O Sr. Cancella de Abreu: - Muito bem!

O Orador: - Sr. Presidente: Definia Cícero, no seu livro De Republica, que a liberdade era a adequação do indivíduo às instituições em que estava inserido e que deveriam ser livres e aceites universalmente. O Estado, o poder, o mundo, é, por essência, pressão da sociedade sobre os indivíduos que a integram. A sociedade não é organismo que os homens formem livremente, mas meio no qual se encontram irremediavelmente ligados sem autêntica capacidade de evasão. Deste modo, aceitar ou não a pressão do Estado dá conteúdo à liberdade política. Para os Romanos ser livre era possuir instituições que traduzissem e aplicassem o inexorável poder da lei. A aceitação deste quadro institucional garante a vida como liberdade A. carência dele, ou a modificação deste sistema, permite o aparecimento da vida como adaptação; quer dizer, as instituições já não estão de acordo com o sentir e o viver do povo que contemplam.
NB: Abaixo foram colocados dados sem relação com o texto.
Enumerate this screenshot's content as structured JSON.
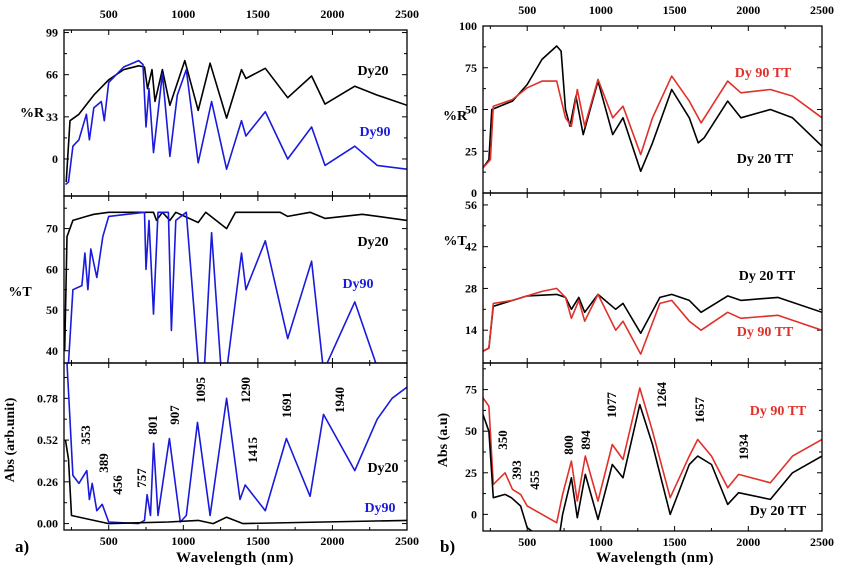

Mas definir liberdade no conceito moderno, conhecer os seus limites, saber o grau de responsabilidade correspondente, fazer a distinção entre sistema doutrinário e ideológico - o liberalismo, a que deu origem -, separá-la ou confundi-la com liberdade económica ou liberdade moral ou fundamento de definição de homem, não tem lugar aqui e agora. Creio bem, contudo, que a palavra "liberdade" sofreu as mais variadas interpretações. Não é possível, porém, analisar este conceito sem a sua íntima relação com o fenómeno religioso, e se a liberdade, em diversos domínios e regiões, tem sido uma conquista permanente da sociedade na progressiva definição e aplicação dos direitos do homem (e nem vale a pena referir os inúmeros factos em que a dignidade humana tem sido exaltada), por contraditório que pareça, foi nos países tidos por liberais que mais limitativamente ela se exerceu. Se a negação do livre arbítrio, pela dissidência protestante, pôde criar o capitalismo e gerar a confusão entre aquele sistema económico e o liberalismo, sistema doutrinário, a verdade é que a religião determinista, que é todo o protestantismo, só permite o uso e gozo da liberdade aos predestinados.

Vozes: - Muito bem!

O Orador: - Por isso, como tão bem escreveu Oliveira Martins, é na Igreja Católica que se encontra a salvação da liberdade humana, já definida por Santo Agostinho no problema do livre arbítrio. Ou, como exemplifica Toynbee a criação da América do Sul ou Latina deve-se à aplicação do Novo Testamento - à igualdade dos homens perante Deus e a sua dignidade como pessoas; a formação da América do Norte ou Saxónica, à interpretação do Antigo Testamento. Ou, ainda, contado de outra maneira: a criação do Brasil foi um acto de amor; . . .

Vozes: - Muito bem!

O Orador: - ... a da América, uma luta de extermínio. No entanto, na definição e uso da palavra "liberdade" verifica-se que a sua ligação com um princípio religioso deixou de existir, e, deste modo, aquele conceito encontro-se desligado de qualquer fundamento metafísico ou transcendental. O mesmo não acontece, porém, com o marxismo-leninismo, que mantém, a sua exacta religião, com o seu "credo" bem definido, a hierarquia e a autoridade absoluta, a noção de "igreja" e de "ortodoxia", os exegetas dos "escrituras" e os defensores da completa e total pureza da doutrina.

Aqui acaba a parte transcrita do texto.